It is common for organizations of all sizes, both for profit and philanthropic, to find themselves losing their way. This can result in a loss of growth. Helping corporations to design a path to growth amidst competition and constant change is the job of strategic consultants.
A strategic consultant looks at what an organization’s current strategy is, what has been tried in the past and recommends a strategy to revitalize growth.
Daria Torres, the Managing Partner at Walls Torres Group, a strategic consulting firm, helps non-profits, charitable foundations and corporations to grow…whether their objective is to grow profitably or in social impact.
Aaron Thomas: Daria, what is the most common problem that you help your clients solve?
Daria Torres: The most common problem? Oftentimes the reason the clients are reaching out to me is because they have either reached an impasse in their organizational planning or in their organizational growth. There’s a bit of interconnection between the two which I can describe more if you’d like, but essentially there is some impasse. There is some block to them moving forward.
They may not even recognize what the source of the block is, but they realize that they are not progressing as an organization. That’s typically where the call comes in, either from the executive director if it’s on a non-profit side, or from the president and CEO if it’s on the for-profit side. As you highlighted, my emphasis as of late, and that would be over the past five plus years, has been mostly in the philanthropic sector.
Aaron Thomas: Can you give us an example of … Not naming any names, but an example of a situation or a scenario where you may be called to help an organization with?
Daria Torres: Sure. Let’s imagine you’re a non-profit, you’re based in the DC area and you do work in let’s call it advancing educational equity and you want to understand how you can more effectively have impact in that space and you want to insure that your full team is bought into not only the strategy, but aligned around how it will be executed.
Where the support from a consultant like myself and the team I would assemble could be valuable is in helping to discern what that path forward needs to look like both in terms of its direction and the shape it will take in reaching the ultimate destination of how to achieve greater impact in the space of educational equity. Replicate that by thinking about any sector, any field and any particular impact destination that an organization may want to reach.
Aaron Thomas: From my experience in Corporate America, what I’ve seen is that organizations tend to be in silos. Everybody tends to … Marketing is over here, we do marketing and this group does this, everybody is in their own little silos and it tends to be very institutionalized. Is this a problem that you see with the organizations that you help?
Daria Torres: Absolutely. Absolutely. This is one of those things where awareness is half the battle. If an organization recognizes this, and many have, many have even publicly talked about their challenges with this, for instance SONY. Many years ago the leadership team at SONY developed a clarion call, kind of a charge for the full team to rally together and break down some of these silos and look for ways to more collaboratively problem solve. I think the called it One SONY.
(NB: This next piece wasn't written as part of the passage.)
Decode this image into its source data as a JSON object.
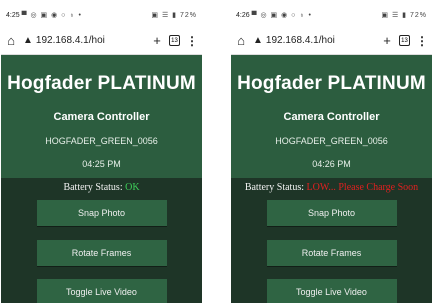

That idea is something that all organizations need to embrace, as you pointed out rightly. Aaron, it’s definitely something that is a common challenge and it takes really coherent steps to address. People have to recognize the value that exists within all different elements of the business and look for ways to kind of work at those intersections between different functional areas, between different programmatic areas such that there’s an opportunity for those … This is clichĂ©, but such as there is an opportunity for those synergies to be realized.
Aaron Thomas: Daria, what I’ve also kind of have seen with organizations is that they kind of felt like if you built it they will come. In other words, if we were to establish something, if we do good work, then people are going to support this. People are going to be behind it and that’s pretty much all you need. If you’re a corporation, all you need to have is a good product or a good service and a good leader and then from that point on everything else should be pretty much automatic. Did you see that as a misconception that people were having?
Daria Torres: I do. I do. It’s an excellent point. I would add to that that another piece of that misconception is that all you need is a great plan for that strong leader to implement around that great product and service. There’s a quote that I love that connects to this misconception. It’s by the CEO at Supercell, which is a mobile game developer. They went from basically being founded in 2010 to be 2013 being valued at almost four billion dollars. The quote is … I’ll paraphrase, but it’s something like the essence of success doesn’t like in having the best plan. It lies in learning the fastest.